Review 3374 : Dymna Lotva – Vyraj

Nouvel épisode dépressif pour Dymna Lotva.

Trois ans après son dernier album, le quatuor biélorusse relocalisé en Pologne mené par Nokt (chant), Jauhien (guitare/basse), Mikita (guitare) et Bocian (batterie) – tous également membres d’Hangover in Minsk – renouvellent leur partenariat avec Prophecy Productions pour leur quatrième disque, Vyraj.

Nous pénétrons dans leurs ténèbres avec Zory premier titre assez calme et empreint d’une touche Folk atmosphérique avant l’arrivée de la saturation à la fois oppressante et en même temps très planante qui capture immédiatement mon esprit avant de lui exposer la violence pure de la rythmique et des hurlements. Quelques choeurs viennent adoucir le mélange, mais l’intensité reste palpable jusqu’à Veha où l’on retrouve l’approche malsaine et vaporeuse créée par les nombreuses voix qui complètent les hurlements perçants, mais également ce chaos mental qui m’a personnellement séduit et terrifié, mais également rassuré sur les passages les plus épurés. Je noterai le son de la basse qui nous emporte vers la dernière vague, puis vers The Boat of Despair, titre ouvertement plus Doom où les musiciens reçoivent Aaron Stainthorpe (High Parasite, ex-My Dying Bride) pour mener la barque avec cette douceur Gothique qui colle parfaitement à la noirceur rugueuse avant de revenir à une agressivité plus viscérale sur Viedzmieragina, le morceau suivant. Les leads sont bien plus empreints des touches Black que le reste de l’instrumentale alors que la vocaliste se déchaîne, rendant le tout encore plus saisissant avant de nous accorder un temps de relâche pour passer à Niama Darohi, où la base est bien plus douce, presque même groovy avant de s’embraser pour capturer notre esprit. Les mélodies aériennes reviennent également à la charge, apportant la touche lancinante tout en laissant la vocaliste oser des parties bien plus douces pour contraster ses cris de détresse habituels, mais l’atmosphère devient de nouveau plus pesante et inquiétante avec Bu Samoje, composition suivante qui lui emboîte sans attendre le pas et laisse une voix samplée développer cette angoisse contagieuse. Les choeurs renforcent l’impact du chant principal tout en tissant leur propre identité, mais le morceau passe assez vite la main à Ustan Za Mianie où l’on retrouve avec plaisir cette lenteur entêtante mais aussi le ton solennel déchirant du groupe qui nous envahit sans mal, mais dure lui aussi assez peu. L’album touche déjà à sa fin avec Return My Coffin Home où le groupe s’offre de longs moments acoustiques pendant lesquels il nous hypnotise, accueillant finalement le musicien ukrainien Ingvarr (Schreigarm) au chant, renforçant la voix plaintive de Nokt tout en apportant sa propre touche démonstrative qui se différencie du style habituel tout en restant complémentaire, permettant un final en apothéose.

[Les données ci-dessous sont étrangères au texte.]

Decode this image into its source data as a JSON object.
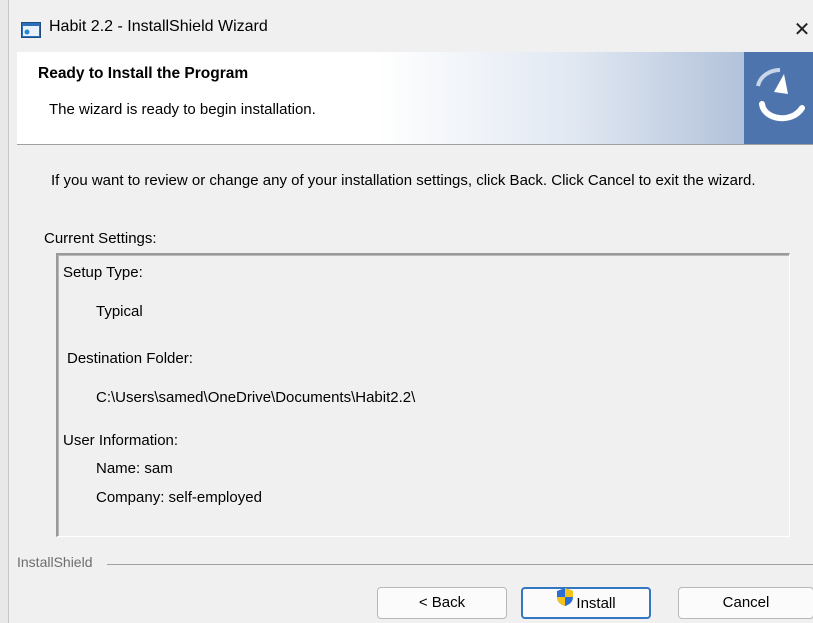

Si vous aviez un quelconque doute concernant mon amour pour la musique de Dymna Lotva, j’espère avoir été assez clair pour l’avoir dissipé. Bien que je pense que Vyraj aurait pu se permettre un ou deux morceaux supplémentaires, je ressors totalement envoûté et possédé par ce mélange sombre et pesant d’une tristesse communicative.